Before I left for Brasil, a friend of mine suggested that I needed to ask about the meaning of the word "saudade" while here. He assured me that whoever I asked would be more than happy to explain its meaning. At first I was suspicious, but he was so genuine in his conviction that it was a beautiful word that I decided I would wait for the appropriate moment and ask away.
I will admit that I did cheat slightly and ask my friend Ana about the word when we met last week over lunch for a tutorial about Brasil. Just as my friend had predicted would happen, her eyes lit up as she described what it meant. I thought I was prepared then, when I asked about the meaning of the word over dinner last night, but there was something about asking it here in Brasil that hit me like a ton of bricks.
As the knowing smile appeared and the answer came back, my mind immediately turned back to Joe. And, in this circumstance, back to Domani who I had at that point not seen for more than 2 days. You see, the simple response is that SAUDADE means missing someone deeply. I certainly know what that's like. As we talked about it more - about how this means both the pain of the separation and the joy of the happy memories - I felt the tears starting to come. Then there was a sweet and gentle embrace from my travel companion and a merciful change of the subject to how to say "love" and "lust" in Portuguese - connected to the topic certainly, but not likely to inspire the waterworks to spring a leak.
We took time over drinks later to re-visit SAUDADE in the context of losing a loved one and it was a truly meaningful conversation. I'm so thankful for those moments of spiritual exploration and the ability to share our humanity with each other. I also continue to marvel at the power of language to capture emotion and found this explanation of SAUDADE to be particularly intense:
"Saudade was once described as "the love that remains" after someone is gone. Saudade is the recollection of feelings, experiences, places or events that once brought excitement, pleasure, well-being, which now triggers the senses and makes one live again. It can be described as an emptiness, like someone (e.g., one's children, parents, sibling, grandparents, friends, pets) or something (e.g., places, things one used to do in childhood, or other activities performed in the past) that should be there in a particular moment is missing, and the individual feels this absence.
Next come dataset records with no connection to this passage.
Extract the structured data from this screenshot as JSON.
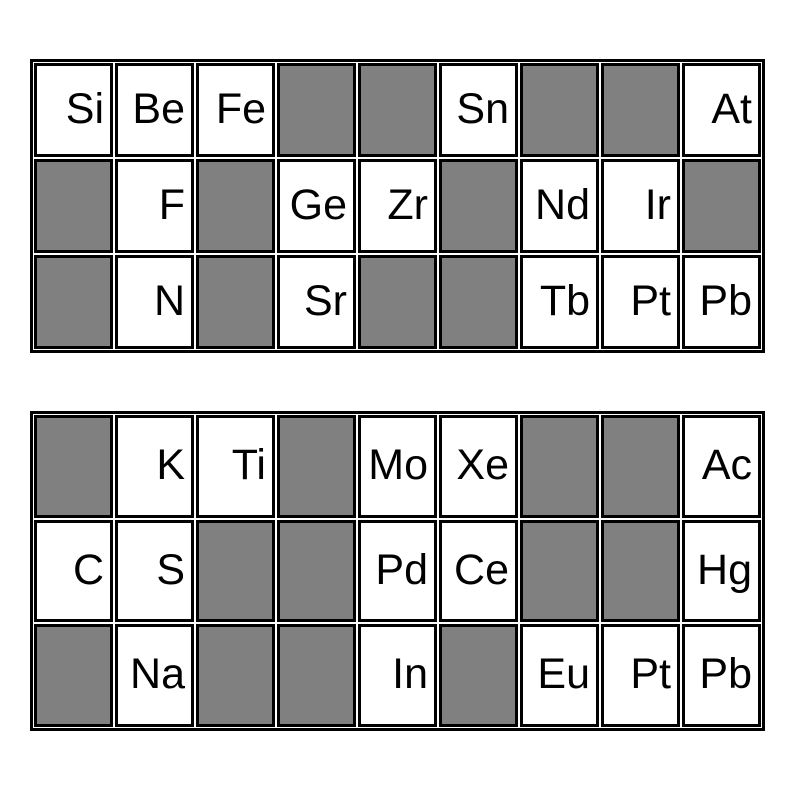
{
  "page": {
    "background_color": "#ffffff",
    "empty_cell_color": "#808080",
    "filled_cell_color": "#ffffff",
    "border_color": "#000000",
    "text_color": "#000000"
  },
  "grids": [
    {
      "id": "grid-1",
      "columns": 9,
      "rows": 3,
      "cells": [
        [
          {
            "label": "Si",
            "empty": false
          },
          {
            "label": "Be",
            "empty": false
          },
          {
            "label": "Fe",
            "empty": false
          },
          {
            "label": "",
            "empty": true
          },
          {
            "label": "",
            "empty": true
          },
          {
            "label": "Sn",
            "empty": false
          },
          {
            "label": "",
            "empty": true
          },
          {
            "label": "",
            "empty": true
          },
          {
            "label": "At",
            "empty": false
          }
        ],
        [
          {
            "label": "",
            "empty": true
          },
          {
            "label": "F",
            "empty": false
          },
          {
            "label": "",
            "empty": true
          },
          {
            "label": "Ge",
            "empty": false
          },
          {
            "label": "Zr",
            "empty": false
          },
          {
            "label": "",
            "empty": true
          },
          {
            "label": "Nd",
            "empty": false
          },
          {
            "label": "Ir",
            "empty": false
          },
          {
            "label": "",
            "empty": true
          }
        ],
        [
          {
            "label": "",
            "empty": true
          },
          {
            "label": "N",
            "empty": false
          },
          {
            "label": "",
            "empty": true
          },
          {
            "label": "Sr",
            "empty": false
          },
          {
            "label": "",
            "empty": true
          },
          {
            "label": "",
            "empty": true
          },
          {
            "label": "Tb",
            "empty": false
          },
          {
            "label": "Pt",
            "empty": false
          },
          {
            "label": "Pb",
            "empty": false
          }
        ]
      ]
    },
    {
      "id": "grid-2",
      "columns": 9,
      "rows": 3,
      "cells": [
        [
          {
            "label": "",
            "empty": true
          },
          {
            "label": "K",
            "empty": false
          },
          {
            "label": "Ti",
            "empty": false
          },
          {
            "label": "",
            "empty": true
          },
          {
            "label": "Mo",
            "empty": false
          },
          {
            "label": "Xe",
            "empty": false
          },
          {
            "label": "",
            "empty": true
          },
          {
            "label": "",
            "empty": true
          },
          {
            "label": "Ac",
            "empty": false
          }
        ],
        [
          {
            "label": "C",
            "empty": false
          },
          {
            "label": "S",
            "empty": false
          },
          {
            "label": "",
            "empty": true
          },
          {
            "label": "",
            "empty": true
          },
          {
            "label": "Pd",
            "empty": false
          },
          {
            "label": "Ce",
            "empty": false
          },
          {
            "label": "",
            "empty": true
          },
          {
            "label": "",
            "empty": true
          },
          {
            "label": "Hg",
            "empty": false
          }
        ],
        [
          {
            "label": "",
            "empty": true
          },
          {
            "label": "Na",
            "empty": false
          },
          {
            "label": "",
            "empty": true
          },
          {
            "label": "",
            "empty": true
          },
          {
            "label": "In",
            "empty": false
          },
          {
            "label": "",
            "empty": true
          },
          {
            "label": "Eu",
            "empty": false
          },
          {
            "label": "Pt",
            "empty": false
          },
          {
            "label": "Pb",
            "empty": false
          }
        ]
      ]
    }
  ]
}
It brings sad and happy feelings all together, sadness for missing and happiness for having experienced the feeling." (from Wikipedia - for the rest of the definition, click here.)
Thankfully, I'll get to give my little guy a big hug tomorrow. Somehow, once again I feel like the discovery of this word was yet another way for Joe to give me one too. There's always something special about being able to put a word to an emotion that's been sitting with you for so long - but it's even more special when it's a beautiful word from another language and even more special still when you are visiting in the country where that language is spoken.
It's so interesting that this is the second time I have been told of this word.ReplyDelete
A friend of mine, who also worked with and knew Joe from a very young age, lost her daughter-in-law Carolina about a year ago. She commented on my face book page around the day of Joe's birthday this year: "Lynda, this is a word in Portuguese that has no translation in English. We use it a lot after the loss of our daughter-in-law Carolina at the age of 25. My thoughts and prayers are with you." The comment was followed by the word saudade and a description of the word. "The love that remains after someone is gone."